Automorphisms of linear functional graphs over vector spaces

TL;DR

This paper characterizes the automorphisms of linear functional graphs over finite-dimensional vector spaces and determines the size of their automorphism groups.

Contribution

It provides a complete description of all automorphisms of these graphs and calculates the automorphism group cardinality, a novel contribution in the study of such graph structures.

Findings

Automorphisms are fully characterized.

The automorphism group size is explicitly determined.

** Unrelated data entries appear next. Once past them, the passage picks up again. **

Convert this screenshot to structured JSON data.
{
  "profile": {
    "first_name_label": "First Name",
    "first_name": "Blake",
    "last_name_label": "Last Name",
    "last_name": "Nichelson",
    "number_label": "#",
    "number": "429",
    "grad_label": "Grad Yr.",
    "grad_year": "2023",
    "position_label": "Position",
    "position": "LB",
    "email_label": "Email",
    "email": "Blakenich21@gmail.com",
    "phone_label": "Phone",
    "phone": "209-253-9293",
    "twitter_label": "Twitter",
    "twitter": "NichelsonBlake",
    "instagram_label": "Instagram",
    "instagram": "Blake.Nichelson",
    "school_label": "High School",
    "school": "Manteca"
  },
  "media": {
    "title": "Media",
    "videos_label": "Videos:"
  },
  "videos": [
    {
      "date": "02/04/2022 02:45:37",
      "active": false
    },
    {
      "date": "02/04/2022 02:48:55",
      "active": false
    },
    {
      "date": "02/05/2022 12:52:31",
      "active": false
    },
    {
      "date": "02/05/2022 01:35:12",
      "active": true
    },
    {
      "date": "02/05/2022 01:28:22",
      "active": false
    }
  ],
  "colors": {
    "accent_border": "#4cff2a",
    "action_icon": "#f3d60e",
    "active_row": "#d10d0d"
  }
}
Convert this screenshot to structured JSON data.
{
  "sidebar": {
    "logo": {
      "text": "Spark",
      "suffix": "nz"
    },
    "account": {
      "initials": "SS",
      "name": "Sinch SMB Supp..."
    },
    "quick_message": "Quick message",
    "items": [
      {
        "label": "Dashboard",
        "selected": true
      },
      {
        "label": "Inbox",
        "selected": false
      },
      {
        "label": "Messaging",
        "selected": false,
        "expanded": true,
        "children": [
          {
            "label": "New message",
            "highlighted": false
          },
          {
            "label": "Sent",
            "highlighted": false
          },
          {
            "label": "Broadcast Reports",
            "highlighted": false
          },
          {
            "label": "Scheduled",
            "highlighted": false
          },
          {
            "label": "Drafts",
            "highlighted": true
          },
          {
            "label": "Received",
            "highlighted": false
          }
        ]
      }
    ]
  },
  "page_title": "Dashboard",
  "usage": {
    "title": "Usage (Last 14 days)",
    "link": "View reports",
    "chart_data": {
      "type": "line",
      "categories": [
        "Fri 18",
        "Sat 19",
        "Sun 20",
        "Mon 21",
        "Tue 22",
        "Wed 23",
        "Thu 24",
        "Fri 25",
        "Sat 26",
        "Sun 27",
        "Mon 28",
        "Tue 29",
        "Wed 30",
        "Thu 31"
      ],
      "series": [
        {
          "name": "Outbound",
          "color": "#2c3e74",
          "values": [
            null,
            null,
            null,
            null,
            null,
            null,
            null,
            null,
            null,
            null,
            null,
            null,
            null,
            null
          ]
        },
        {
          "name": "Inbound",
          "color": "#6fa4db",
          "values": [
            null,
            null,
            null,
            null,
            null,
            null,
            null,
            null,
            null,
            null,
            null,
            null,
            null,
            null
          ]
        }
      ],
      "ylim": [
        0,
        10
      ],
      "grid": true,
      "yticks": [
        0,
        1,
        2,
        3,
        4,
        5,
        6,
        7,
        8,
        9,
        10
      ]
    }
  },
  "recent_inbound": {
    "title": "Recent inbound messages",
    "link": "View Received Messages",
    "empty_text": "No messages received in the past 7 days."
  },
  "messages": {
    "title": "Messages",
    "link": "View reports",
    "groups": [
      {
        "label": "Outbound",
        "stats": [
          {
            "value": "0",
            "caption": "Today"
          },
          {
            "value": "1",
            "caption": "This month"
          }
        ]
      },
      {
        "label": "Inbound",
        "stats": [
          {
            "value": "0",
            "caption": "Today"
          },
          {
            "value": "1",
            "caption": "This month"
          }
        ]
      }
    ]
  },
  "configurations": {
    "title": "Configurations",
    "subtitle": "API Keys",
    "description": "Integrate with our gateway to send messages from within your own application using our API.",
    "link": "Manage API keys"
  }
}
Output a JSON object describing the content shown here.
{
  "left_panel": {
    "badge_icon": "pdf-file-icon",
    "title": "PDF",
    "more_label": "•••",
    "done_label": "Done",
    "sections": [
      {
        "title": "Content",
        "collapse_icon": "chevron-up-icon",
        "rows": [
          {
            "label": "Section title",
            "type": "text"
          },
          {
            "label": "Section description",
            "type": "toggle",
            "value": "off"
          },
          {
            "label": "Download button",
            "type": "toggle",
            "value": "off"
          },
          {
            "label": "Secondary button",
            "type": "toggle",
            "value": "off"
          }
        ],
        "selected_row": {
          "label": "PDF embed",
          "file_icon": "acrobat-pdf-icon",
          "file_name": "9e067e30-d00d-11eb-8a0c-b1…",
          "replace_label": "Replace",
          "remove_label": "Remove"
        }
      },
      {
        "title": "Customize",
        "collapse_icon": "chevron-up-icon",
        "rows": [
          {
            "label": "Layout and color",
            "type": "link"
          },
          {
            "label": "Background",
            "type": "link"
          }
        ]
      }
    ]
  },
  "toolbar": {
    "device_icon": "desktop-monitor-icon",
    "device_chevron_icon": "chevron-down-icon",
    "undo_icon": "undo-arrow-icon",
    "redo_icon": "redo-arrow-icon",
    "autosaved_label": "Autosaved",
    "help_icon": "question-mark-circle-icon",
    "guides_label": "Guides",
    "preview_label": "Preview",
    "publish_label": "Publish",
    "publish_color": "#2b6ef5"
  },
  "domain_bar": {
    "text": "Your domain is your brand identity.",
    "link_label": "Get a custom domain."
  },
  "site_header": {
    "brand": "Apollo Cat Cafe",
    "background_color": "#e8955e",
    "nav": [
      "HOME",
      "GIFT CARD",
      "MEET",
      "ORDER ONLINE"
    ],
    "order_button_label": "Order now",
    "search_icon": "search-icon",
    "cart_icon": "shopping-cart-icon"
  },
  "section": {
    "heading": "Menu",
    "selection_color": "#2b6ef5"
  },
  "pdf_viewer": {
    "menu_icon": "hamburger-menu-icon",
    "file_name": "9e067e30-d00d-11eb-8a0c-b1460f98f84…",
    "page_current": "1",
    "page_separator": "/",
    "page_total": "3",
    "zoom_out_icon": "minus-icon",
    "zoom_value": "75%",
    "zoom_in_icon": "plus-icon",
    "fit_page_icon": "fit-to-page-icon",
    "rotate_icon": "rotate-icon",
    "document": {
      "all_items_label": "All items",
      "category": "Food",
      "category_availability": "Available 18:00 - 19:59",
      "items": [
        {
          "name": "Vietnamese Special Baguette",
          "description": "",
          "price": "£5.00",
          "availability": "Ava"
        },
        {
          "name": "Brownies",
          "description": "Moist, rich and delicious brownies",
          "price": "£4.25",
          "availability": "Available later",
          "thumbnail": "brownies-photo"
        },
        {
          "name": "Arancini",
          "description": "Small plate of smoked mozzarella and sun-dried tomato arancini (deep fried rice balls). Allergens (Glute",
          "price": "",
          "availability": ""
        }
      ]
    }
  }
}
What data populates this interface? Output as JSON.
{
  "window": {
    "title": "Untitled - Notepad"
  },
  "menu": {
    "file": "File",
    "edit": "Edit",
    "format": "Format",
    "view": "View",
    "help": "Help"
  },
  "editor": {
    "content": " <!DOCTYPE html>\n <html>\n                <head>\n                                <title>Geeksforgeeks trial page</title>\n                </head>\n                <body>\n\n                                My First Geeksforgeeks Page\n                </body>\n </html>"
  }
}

The structure of the automorphism group is described.

Abstract

Let $\mathbb{F}_q$ be a finite field with $q$ elements, $n\geq2$ a positive integer, $\mathbb{V}_0$ a $n$-dimensional vector space over $\mathbb{F}_q$ and $\mathbb{T}_0$ the set of all linear functionals from $\mathbb{V}_0$ to $\mathbb{F}_q$. Let $\mathbb{V}=\mathbb{V}_0\setminus\{0\}$ and $\mathbb{T}=\mathbb{T}_0\setminus\{0\}$. The \emph{linear functional graph} of $\mathbb{V}_0$ dented by $\digamma(\mathbb{V})$, is an undirected bipartite graph, whose vertex set $V$ is partitioned into two sets as $V=\mathbb{V}\cup \mathbb{T}$ and two vertices $v\in \mathbb{V}$ and $f\in \mathbb{T}$ are adjacent if and only if $f$ sends $v$ to the zero element of $\mathbb{F}_q$ (i.e. $f(v)=0$). In this paper, the structure of all automorphisms of this graph is characterized and formolized. Also the cardinal number of automorphisms group for this graph is determined.